Edgar Ray Killen, an 80-year-old former preacher, was convicted of manslaughter in the 1964 deaths of three civil-rights workers in Mississippi after jurors rejected murder charges pressed by prosecutors.

It was likely the final chapter in a story that has troubled a generation. On the 41st anniversary of the disappearance of three young, idealistic civil rights workers near here, a jury pronounced Edgar Ray Killen guilty today of three counts of manslaughter in their deaths.

Mr. Killen, 80, sat in a wheelchair, the thin greenish tubes of an oxygen tank under his nose, his expression impassive as the verdict was read aloud. Throughout the courtroom, people wept – the Killen family on the right, the victims’ relatives on the left, and townspeople who have over the last few years become deeply invested in seeing the case brought to trial.

Roscoe Jones, a tall, elderly black man with tear-rimmed eyes who had worked with the three men, pushed his way through the crowd to the side of Rita Bender, a diminutive, blue-eyed white woman with cropped white hair, who had been married to one of the victims. “Excuse me,” he said, politely urgent. “Excuse me.” When he got to her, they embraced.

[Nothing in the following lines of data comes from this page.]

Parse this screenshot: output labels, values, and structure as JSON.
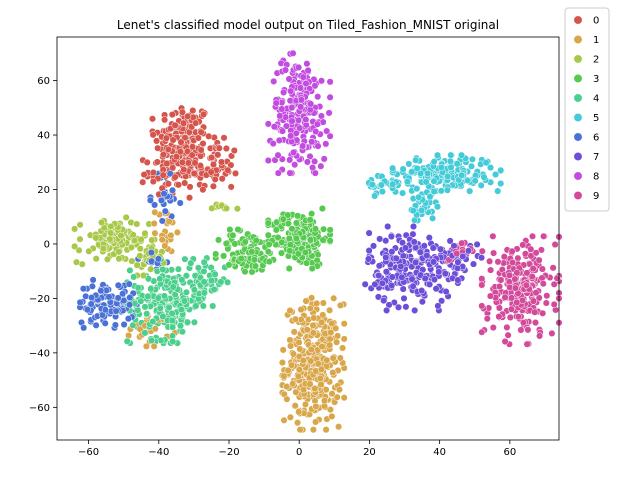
{
  "chart_data": {
    "type": "scatter",
    "title": "Lenet's classified model output on Tiled_Fashion_MNIST original",
    "xlabel": "",
    "ylabel": "",
    "xlim": [
      -69,
      74
    ],
    "ylim": [
      -72,
      76
    ],
    "xticks": [
      -60,
      -40,
      -20,
      0,
      20,
      40,
      60
    ],
    "yticks": [
      -60,
      -40,
      -20,
      0,
      20,
      40,
      60
    ],
    "xtick_labels": [
      "−60",
      "−40",
      "−20",
      "0",
      "20",
      "40",
      "60"
    ],
    "ytick_labels": [
      "−60",
      "−40",
      "−20",
      "0",
      "20",
      "40",
      "60"
    ],
    "grid": false,
    "legend": "outside-right",
    "series": [
      {
        "name": "0",
        "color": "#d5544b",
        "clusters": [
          [
            -33,
            38,
            4,
            7,
            160
          ],
          [
            -25,
            28,
            4,
            5,
            70
          ],
          [
            -38,
            26,
            3,
            4,
            50
          ]
        ]
      },
      {
        "name": "1",
        "color": "#d9a74a",
        "clusters": [
          [
            4,
            -44,
            4,
            11,
            330
          ],
          [
            -42,
            -31,
            3,
            3,
            25
          ],
          [
            -38,
            5,
            1.5,
            4,
            20
          ]
        ]
      },
      {
        "name": "2",
        "color": "#a8c848",
        "clusters": [
          [
            -53,
            1,
            5,
            4,
            110
          ],
          [
            -43,
            -5,
            2,
            3,
            30
          ],
          [
            -22,
            13,
            2,
            1,
            10
          ]
        ]
      },
      {
        "name": "3",
        "color": "#56c94f",
        "clusters": [
          [
            0,
            2,
            4,
            5,
            200
          ],
          [
            -15,
            -3,
            4,
            4,
            90
          ]
        ]
      },
      {
        "name": "4",
        "color": "#4bcf8c",
        "clusters": [
          [
            -38,
            -21,
            5,
            7,
            200
          ],
          [
            -27,
            -14,
            3,
            4,
            50
          ]
        ]
      },
      {
        "name": "5",
        "color": "#44cbd8",
        "clusters": [
          [
            42,
            26,
            7,
            3,
            180
          ],
          [
            35,
            14,
            2,
            4,
            40
          ],
          [
            25,
            22,
            3,
            2,
            30
          ]
        ]
      },
      {
        "name": "6",
        "color": "#4a72d6",
        "clusters": [
          [
            -55,
            -22,
            4,
            4,
            100
          ],
          [
            -38,
            17,
            2,
            4,
            30
          ],
          [
            -42,
            -5,
            2,
            2,
            15
          ]
        ]
      },
      {
        "name": "7",
        "color": "#6c4ed8",
        "clusters": [
          [
            32,
            -9,
            6,
            7,
            240
          ],
          [
            46,
            -6,
            3,
            3,
            30
          ]
        ]
      },
      {
        "name": "8",
        "color": "#c24be0",
        "clusters": [
          [
            0,
            48,
            4,
            10,
            230
          ]
        ]
      },
      {
        "name": "9",
        "color": "#d34a9b",
        "clusters": [
          [
            63,
            -17,
            5,
            9,
            240
          ],
          [
            45,
            -3,
            2,
            2,
            20
          ]
        ]
      }
    ]
  }
}
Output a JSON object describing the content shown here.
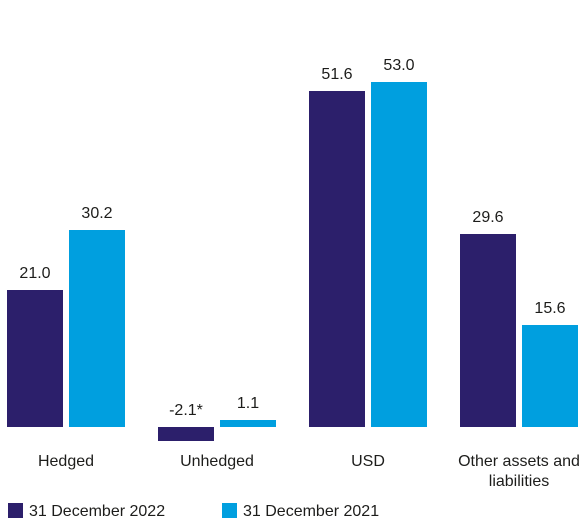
{
  "chart_data": {
    "type": "bar",
    "categories": [
      "Hedged",
      "Unhedged",
      "USD",
      "Other assets and liabilities"
    ],
    "series": [
      {
        "name": "31 December 2022",
        "color": "#2c1f6b",
        "values": [
          21.0,
          -2.1,
          51.6,
          29.6
        ],
        "value_labels": [
          "21.0",
          "-2.1*",
          "51.6",
          "29.6"
        ]
      },
      {
        "name": "31 December 2021",
        "color": "#009fdf",
        "values": [
          30.2,
          1.1,
          53.0,
          15.6
        ],
        "value_labels": [
          "30.2",
          "1.1",
          "53.0",
          "15.6"
        ]
      }
    ],
    "ylim": [
      -5,
      60
    ]
  }
}
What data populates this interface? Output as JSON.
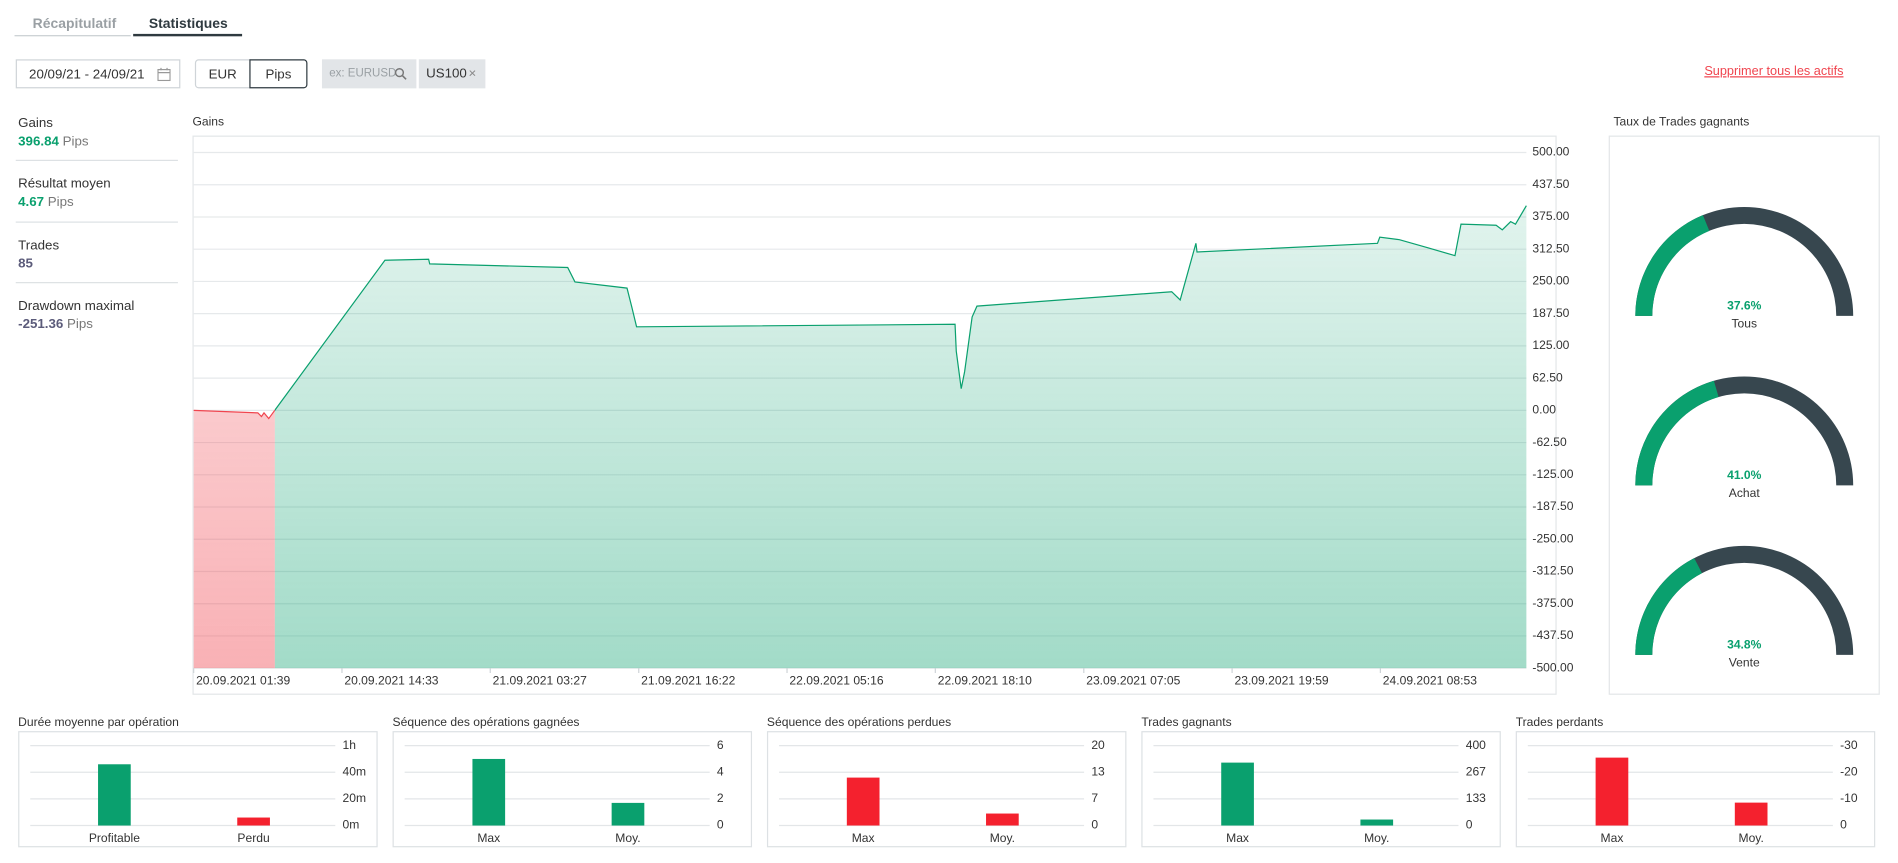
{
  "tabs": [
    "Récapitulatif",
    "Statistiques"
  ],
  "date_range": "20/09/21 - 24/09/21",
  "unit_buttons": [
    "EUR",
    "Pips"
  ],
  "search_placeholder": "ex: EURUSD",
  "filter_tags": [
    "US100"
  ],
  "delete_all": "Supprimer tous les actifs",
  "stats": [
    {
      "label": "Gains",
      "value": "396.84",
      "unit": "Pips",
      "color": "#0aa06e"
    },
    {
      "label": "Résultat moyen",
      "value": "4.67",
      "unit": "Pips",
      "color": "#0aa06e"
    },
    {
      "label": "Trades",
      "value": "85",
      "color": "#5b5b7a"
    },
    {
      "label": "Drawdown maximal",
      "value": "-251.36",
      "unit": "Pips",
      "color": "#5b5b7a"
    }
  ],
  "chart_data": [
    {
      "type": "line",
      "title": "Gains",
      "x": [
        "20.09.2021 01:39",
        "20.09.2021 07:14",
        "20.09.2021 07:33",
        "20.09.2021 07:46",
        "20.09.2021 08:11",
        "20.09.2021 18:17",
        "20.09.2021 22:05",
        "20.09.2021 22:11",
        "21.09.2021 10:11",
        "21.09.2021 10:49",
        "21.09.2021 15:21",
        "21.09.2021 15:46",
        "21.09.2021 16:11",
        "22.09.2021 19:53",
        "22.09.2021 19:59",
        "22.09.2021 20:25",
        "22.09.2021 20:43",
        "22.09.2021 21:22",
        "22.09.2021 21:47",
        "23.09.2021 14:44",
        "23.09.2021 15:28",
        "23.09.2021 16:50",
        "23.09.2021 16:56",
        "24.09.2021 08:38",
        "24.09.2021 08:50",
        "24.09.2021 10:32",
        "24.09.2021 13:04",
        "24.09.2021 15:22",
        "24.09.2021 15:54",
        "24.09.2021 18:57",
        "24.09.2021 19:29",
        "24.09.2021 20:13",
        "24.09.2021 20:38",
        "24.09.2021 21:35"
      ],
      "series": [
        {
          "color": "#0aa06e",
          "negative_color": "#f0454f",
          "values": [
            0,
            -5,
            -12,
            -5,
            -16,
            291,
            293,
            284,
            277,
            249,
            237,
            200,
            162,
            167,
            115,
            42,
            75,
            181,
            202,
            230,
            214,
            324,
            307,
            324,
            336,
            331,
            315,
            300,
            361,
            359,
            350,
            366,
            361,
            396.84
          ]
        }
      ],
      "xlim": [
        "20.09.2021 01:39",
        "24.09.2021 21:35"
      ],
      "xticks": [
        "20.09.2021 01:39",
        "20.09.2021 14:33",
        "21.09.2021 03:27",
        "21.09.2021 16:22",
        "22.09.2021 05:16",
        "22.09.2021 18:10",
        "23.09.2021 07:05",
        "23.09.2021 19:59",
        "24.09.2021 08:53"
      ],
      "ylim": [
        -500,
        500
      ],
      "yticks": [
        {
          "value": 500,
          "label": "500.00"
        },
        {
          "value": 437.5,
          "label": "437.50"
        },
        {
          "value": 375,
          "label": "375.00"
        },
        {
          "value": 312.5,
          "label": "312.50"
        },
        {
          "value": 250,
          "label": "250.00"
        },
        {
          "value": 187.5,
          "label": "187.50"
        },
        {
          "value": 125,
          "label": "125.00"
        },
        {
          "value": 62.5,
          "label": "62.50"
        },
        {
          "value": 0,
          "label": "0.00"
        },
        {
          "value": -62.5,
          "label": "-62.50"
        },
        {
          "value": -125,
          "label": "-125.00"
        },
        {
          "value": -187.5,
          "label": "-187.50"
        },
        {
          "value": -250,
          "label": "-250.00"
        },
        {
          "value": -312.5,
          "label": "-312.50"
        },
        {
          "value": -375,
          "label": "-375.00"
        },
        {
          "value": -437.5,
          "label": "-437.50"
        },
        {
          "value": -500,
          "label": "-500.00"
        }
      ],
      "grid": true
    },
    {
      "type": "gauge",
      "title": "Taux de Trades gagnants",
      "categories": [
        "Tous",
        "Achat",
        "Vente"
      ],
      "values": [
        37.6,
        41.0,
        34.8
      ],
      "value_labels": [
        "37.6%",
        "41.0%",
        "34.8%"
      ],
      "color": "#0aa06e",
      "track_color": "#37474f"
    },
    {
      "type": "bar",
      "title": "Durée moyenne par opération",
      "categories": [
        "Profitable",
        "Perdu"
      ],
      "values": [
        46,
        6
      ],
      "colors": [
        "#0aa06e",
        "#f4212e"
      ],
      "ylim": [
        0,
        60
      ],
      "yticks": [
        {
          "value": 0,
          "label": "0m"
        },
        {
          "value": 20,
          "label": "20m"
        },
        {
          "value": 40,
          "label": "40m"
        },
        {
          "value": 60,
          "label": "1h"
        }
      ],
      "grid": true
    },
    {
      "type": "bar",
      "title": "Séquence des opérations gagnées",
      "categories": [
        "Max",
        "Moy."
      ],
      "values": [
        5,
        1.7
      ],
      "colors": [
        "#0aa06e",
        "#0aa06e"
      ],
      "ylim": [
        0,
        6
      ],
      "yticks": [
        0,
        2,
        4,
        6
      ],
      "grid": true
    },
    {
      "type": "bar",
      "title": "Séquence des opérations perdues",
      "categories": [
        "Max",
        "Moy."
      ],
      "values": [
        12,
        3
      ],
      "colors": [
        "#f4212e",
        "#f4212e"
      ],
      "ylim": [
        0,
        20
      ],
      "yticks": [
        0,
        {
          "value": 6.67,
          "label": "7"
        },
        {
          "value": 13.33,
          "label": "13"
        },
        20
      ],
      "grid": true
    },
    {
      "type": "bar",
      "title": "Trades gagnants",
      "categories": [
        "Max",
        "Moy."
      ],
      "values": [
        315,
        30
      ],
      "colors": [
        "#0aa06e",
        "#0aa06e"
      ],
      "ylim": [
        0,
        400
      ],
      "yticks": [
        0,
        {
          "value": 133.33,
          "label": "133"
        },
        {
          "value": 266.67,
          "label": "267"
        },
        400
      ],
      "grid": true
    },
    {
      "type": "bar",
      "title": "Trades perdants",
      "categories": [
        "Max",
        "Moy."
      ],
      "values": [
        -25.5,
        -8.6
      ],
      "colors": [
        "#f4212e",
        "#f4212e"
      ],
      "ylim": [
        0,
        -30
      ],
      "yticks": [
        0,
        -10,
        -20,
        -30
      ],
      "grid": true
    }
  ]
}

The disappearance of the three men, Andrew Goodman, 20, and Michael Schwerner, 24, and James Earl Chaney, 21, drew the national news media and hundreds of searchers to Neshoba County four decades ago, while Mississippi officials said publicly that their disappearance was a hoax designed to draw attention. When their bodies were later found under 15 feet of earth on a nearby farm, the nation’s horror galvanized the civil rights movement.